The chairman was counting on paring Renong's obligations — and thus improving the stock price — by selling its 12.5% stake in Commerce Asset Holdings, which owns Commerce Bank, the nation's second-largest lender. But a serious buyer has yet to come forward. Halim also wants to list a dotcom subsidiary of its bankrupt unit, Time Engineering, by Nov. 17. TIMEdotCom boasts a fiber-optic cable network that covers much of the country. The dotcom announced Oct. 25 that Global One Communications, a subsidiary of France Telecom, has signed on as its technical partner. The judge who declared Time Engineering bankrupt had ruled that TIMEdotCom needed such a partner before it can list.

To make the listing more attractive, Halim is removing cross-holdings between Renong and Time Engineering. Renong owns 46.8% of Time, while Time has 21.6% of Renong, an incestuous relationship that has always rankled with investors. On Oct. 19, Halim said he will himself buy Time's stake in Renong — for 1.746 ringgit a share. That will raise his holdings in Renong to 38.1%. Under the law, a shareholder who acquires more than 33% of a company must make a general offer for the rest of the shares. Halim has asked the government for a waiver. He will need another waiver next year when he buys back UEM's 32.6% stake at the pre-set price of 3.24 ringgit.

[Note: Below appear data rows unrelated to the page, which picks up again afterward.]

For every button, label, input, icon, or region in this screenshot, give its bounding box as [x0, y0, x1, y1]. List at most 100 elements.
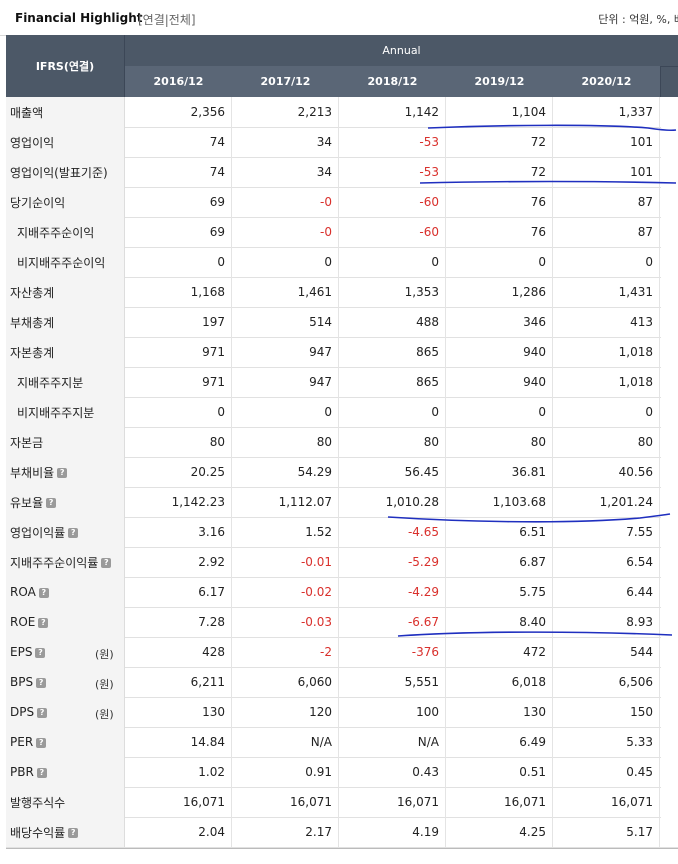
table-cell: 1,337 [553, 97, 660, 127]
table-cell: 947 [232, 337, 339, 367]
table-row: 유보율? 1,142.23 1,112.07 1,010.28 1,103.68 1,20… [6, 487, 678, 518]
help-icon[interactable]: ? [46, 498, 57, 508]
help-icon[interactable]: ? [57, 468, 68, 478]
table-cell: -60 [339, 187, 446, 217]
table-cell: 16,071 [232, 787, 339, 817]
table-cell: -0.03 [232, 607, 339, 637]
help-icon[interactable]: ? [36, 767, 47, 778]
table-cell: -0 [232, 187, 339, 217]
table-cell: 1,018 [553, 367, 660, 397]
year-header: 2018/12 [339, 66, 447, 97]
table-cell: 971 [125, 367, 232, 397]
table-cell: 16,071 [339, 787, 446, 817]
row-label: 영업이익률? [6, 517, 125, 547]
row-label: 지배주주순이익 [6, 217, 125, 247]
table-cell: 1,142 [339, 97, 446, 127]
table-cell: 1,461 [232, 277, 339, 307]
help-icon[interactable]: ? [37, 707, 48, 718]
table-cell: 34 [232, 157, 339, 187]
row-label-text: PBR? [10, 765, 47, 779]
table-cell: 865 [339, 337, 446, 367]
table-cell: 1.52 [232, 517, 339, 547]
table-cell: 428 [125, 637, 232, 667]
table-cell: 5.17 [553, 817, 660, 847]
table-cell: 69 [125, 187, 232, 217]
table-row: 배당수익률? 2.04 2.17 4.19 4.25 5.17 [6, 817, 678, 848]
table-cell: 16,071 [446, 787, 553, 817]
row-label: 영업이익(발표기준) [6, 157, 125, 187]
row-label: 자산총계 [6, 277, 125, 307]
help-icon[interactable]: ? [36, 737, 47, 748]
table-cell: 0.91 [232, 757, 339, 787]
row-label-text: 자본금 [10, 435, 44, 450]
row-label-text: 자본총계 [10, 345, 55, 360]
table-cell: 971 [125, 337, 232, 367]
table-cell: 0 [125, 247, 232, 277]
help-icon[interactable]: ? [38, 617, 49, 628]
consolidation-tabs[interactable]: [연결|전체] [138, 13, 196, 27]
table-row: 영업이익 74 34 -53 72 101 [6, 127, 678, 158]
row-unit: (원) [95, 648, 114, 661]
row-label-text: 비지배주주순이익 [17, 255, 106, 270]
row-label: 유보율? [6, 487, 125, 517]
table-row: 자산총계 1,168 1,461 1,353 1,286 1,431 [6, 277, 678, 308]
table-cell: 87 [553, 217, 660, 247]
row-label-text: 매출액 [10, 105, 44, 120]
help-icon[interactable]: ? [68, 528, 79, 538]
row-label: 당기순이익 [6, 187, 125, 217]
table-cell: 72 [446, 157, 553, 187]
page-title: Financial Highlight [15, 11, 143, 25]
table-cell: 947 [232, 367, 339, 397]
table-cell: 346 [446, 307, 553, 337]
table-row: EPS? (원) 428 -2 -376 472 544 [6, 637, 678, 668]
table-cell: 6.51 [446, 517, 553, 547]
table-bottom-border [6, 848, 678, 849]
table-cell: 120 [232, 697, 339, 727]
table-cell: 6.44 [553, 577, 660, 607]
row-label-text: BPS? [10, 675, 47, 689]
table-cell: 1,168 [125, 277, 232, 307]
table-cell: 80 [125, 427, 232, 457]
row-label-text: 지배주주지분 [17, 375, 84, 390]
table-row: 영업이익률? 3.16 1.52 -4.65 6.51 7.55 [6, 517, 678, 548]
table-cell: 6.17 [125, 577, 232, 607]
row-unit: (원) [95, 708, 114, 721]
year-header: 2020/12 [553, 66, 661, 97]
table-cell: 40.56 [553, 457, 660, 487]
help-icon[interactable]: ? [36, 677, 47, 688]
table-row: 발행주식수 16,071 16,071 16,071 16,071 16,071 [6, 787, 678, 818]
row-label: ROE? [6, 607, 125, 637]
table-cell: 34 [232, 127, 339, 157]
table-cell: 413 [553, 307, 660, 337]
row-label-text: 발행주식수 [10, 795, 66, 810]
table-cell: 1,142.23 [125, 487, 232, 517]
row-label: PBR? [6, 757, 125, 787]
table-cell: 3.16 [125, 517, 232, 547]
table-cell: 69 [125, 217, 232, 247]
table-row: 당기순이익 69 -0 -60 76 87 [6, 187, 678, 218]
table-cell: 4.19 [339, 817, 446, 847]
table-cell: 2,213 [232, 97, 339, 127]
table-cell: 76 [446, 217, 553, 247]
table-row: ROA? 6.17 -0.02 -4.29 5.75 6.44 [6, 577, 678, 608]
table-cell: N/A [232, 727, 339, 757]
table-cell: 0 [446, 247, 553, 277]
table-cell: 6,060 [232, 667, 339, 697]
table-cell: 940 [446, 337, 553, 367]
table-cell: 6.49 [446, 727, 553, 757]
table-cell: 1,286 [446, 277, 553, 307]
help-icon[interactable]: ? [68, 828, 79, 838]
table-cell: 101 [553, 157, 660, 187]
row-label-text: 배당수익률? [10, 824, 79, 841]
table-cell: 1,103.68 [446, 487, 553, 517]
table-header: IFRS(연결) Annual 2016/12 2017/12 2018/12 201… [6, 35, 678, 97]
row-label: 자본금 [6, 427, 125, 457]
table-cell: 80 [339, 427, 446, 457]
table-cell: -376 [339, 637, 446, 667]
row-label: 배당수익률? [6, 817, 125, 847]
row-label: 부채비율? [6, 457, 125, 487]
table-cell: 80 [446, 427, 553, 457]
help-icon[interactable]: ? [101, 558, 112, 568]
help-icon[interactable]: ? [38, 587, 49, 598]
help-icon[interactable]: ? [35, 647, 46, 658]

If he gets the special dispensation, as is widely expected, Halim might go all the way and delist Renong. As a private company, Renong will have more latitude to make deals without worrying about shareholder complaints. And once it is no longer listed, the hullabaloo over bad corporate governance may fade away. Or maybe not. If granted, the government waivers Halim wants could solidify investor suspicion that Malaysia is not committed to leveling the playing field. The doubts could grow if the state bails him out or pressures the banks to help him finance his purchases. Halim may save his empire, but it may be at the expense of Malaysia's financial markets.